Après un passage chez Studsvik, Alexandra Ålander a rejoint la centrale nucléaire de Gösgen en 2014. En tant que cheffe du département «Out of Core», elle est responsable de tout ce qui pénètre dans le noyau de la centrale et de tout ce qui en ressort. Ainsi, ses tâches comprennent surtout le domaine des contrats d’acquisition d’uranium pour les nouveaux éléments combustibles, ainsi que l’empaquetage, le transport et le stockage des éléments combustibles consommés. Si l’on considère qu’elle voulait appliquer la physique de façon pratique, ces tâches ont l’air largement administratives. «C’est vrai jusqu’à un certain point. Mais, pour pouvoir appliquer tous ces processus en toute sécurité et sans failles, des connaissances physiques et techniques approfondies sont nécessaires. Je dois par exemple réfléchir à la manière dont le matériel pourrait réagir lors du transport, selon les conditions et les circonstances.»

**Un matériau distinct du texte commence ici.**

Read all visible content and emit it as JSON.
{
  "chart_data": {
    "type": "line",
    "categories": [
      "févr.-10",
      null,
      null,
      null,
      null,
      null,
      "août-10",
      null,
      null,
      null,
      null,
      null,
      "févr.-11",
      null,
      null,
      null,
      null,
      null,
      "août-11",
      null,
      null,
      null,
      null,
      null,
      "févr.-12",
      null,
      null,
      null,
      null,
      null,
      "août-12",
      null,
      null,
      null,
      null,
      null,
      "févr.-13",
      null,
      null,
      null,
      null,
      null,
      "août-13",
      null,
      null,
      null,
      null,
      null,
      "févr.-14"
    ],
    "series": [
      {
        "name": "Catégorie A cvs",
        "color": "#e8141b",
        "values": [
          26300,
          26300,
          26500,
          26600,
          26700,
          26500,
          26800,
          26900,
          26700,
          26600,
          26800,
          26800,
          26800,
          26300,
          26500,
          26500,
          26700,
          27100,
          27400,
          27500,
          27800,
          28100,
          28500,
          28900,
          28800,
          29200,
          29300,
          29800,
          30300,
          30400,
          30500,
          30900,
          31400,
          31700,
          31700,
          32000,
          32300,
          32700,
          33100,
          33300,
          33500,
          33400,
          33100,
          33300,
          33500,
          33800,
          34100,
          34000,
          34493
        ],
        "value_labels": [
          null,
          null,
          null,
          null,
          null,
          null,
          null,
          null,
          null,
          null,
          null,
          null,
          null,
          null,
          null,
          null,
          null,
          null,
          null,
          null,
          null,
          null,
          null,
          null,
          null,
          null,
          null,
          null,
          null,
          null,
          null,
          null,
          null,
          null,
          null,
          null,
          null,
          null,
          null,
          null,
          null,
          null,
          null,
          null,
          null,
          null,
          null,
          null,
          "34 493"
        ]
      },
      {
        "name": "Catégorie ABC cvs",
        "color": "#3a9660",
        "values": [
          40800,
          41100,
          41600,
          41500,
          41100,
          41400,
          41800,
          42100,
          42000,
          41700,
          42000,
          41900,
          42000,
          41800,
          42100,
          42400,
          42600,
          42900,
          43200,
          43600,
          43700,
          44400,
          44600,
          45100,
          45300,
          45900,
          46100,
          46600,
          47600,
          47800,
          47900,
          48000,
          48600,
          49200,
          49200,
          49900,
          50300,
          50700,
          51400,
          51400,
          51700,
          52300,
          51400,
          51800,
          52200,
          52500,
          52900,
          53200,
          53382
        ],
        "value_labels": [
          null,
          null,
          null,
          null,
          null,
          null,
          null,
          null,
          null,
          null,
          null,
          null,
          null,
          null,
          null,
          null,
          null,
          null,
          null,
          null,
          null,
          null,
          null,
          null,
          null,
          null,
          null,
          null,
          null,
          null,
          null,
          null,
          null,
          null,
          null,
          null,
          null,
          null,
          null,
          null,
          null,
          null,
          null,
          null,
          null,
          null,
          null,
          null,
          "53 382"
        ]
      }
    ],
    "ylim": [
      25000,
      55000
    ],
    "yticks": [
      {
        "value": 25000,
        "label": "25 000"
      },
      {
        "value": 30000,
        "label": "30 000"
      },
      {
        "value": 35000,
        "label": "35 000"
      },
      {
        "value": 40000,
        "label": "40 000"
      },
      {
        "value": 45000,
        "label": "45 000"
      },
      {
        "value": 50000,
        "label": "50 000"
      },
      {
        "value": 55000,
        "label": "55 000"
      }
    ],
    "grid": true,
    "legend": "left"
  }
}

Alexandra Ålander adore son travail et s’y épanouit, cela se voit tout de suite lorsqu’on discute avec elle. Pourtant, suite à l’adoption par la population suisse, en 2017, de la Stratégie énergétique 2050 et de la sortie du nucléaire qui en fait partie, son domaine d’activité est – en l’état actuel des choses – en voie d’extinction. Comment la physicienne des réacteurs prend-elle le fait que l’Inspection fédérale de la sécurité nucléaire IFSN ordonnera, un de ces jours, l’arrêt de la centrale nucléaire de Gösgen? «Ici, à Gösgen, nous tablons sur une durée d’exploitation de 60 ans. Et comme je dois, a priori, travailler encore 15 ans avant de prendre ma retraite, cela se goupille plutôt bien dans mon cas. Et j’espère que, d’ici là, il y aura de nouveau l’espoir de nouvelles centrales nucléaires en Suisse.»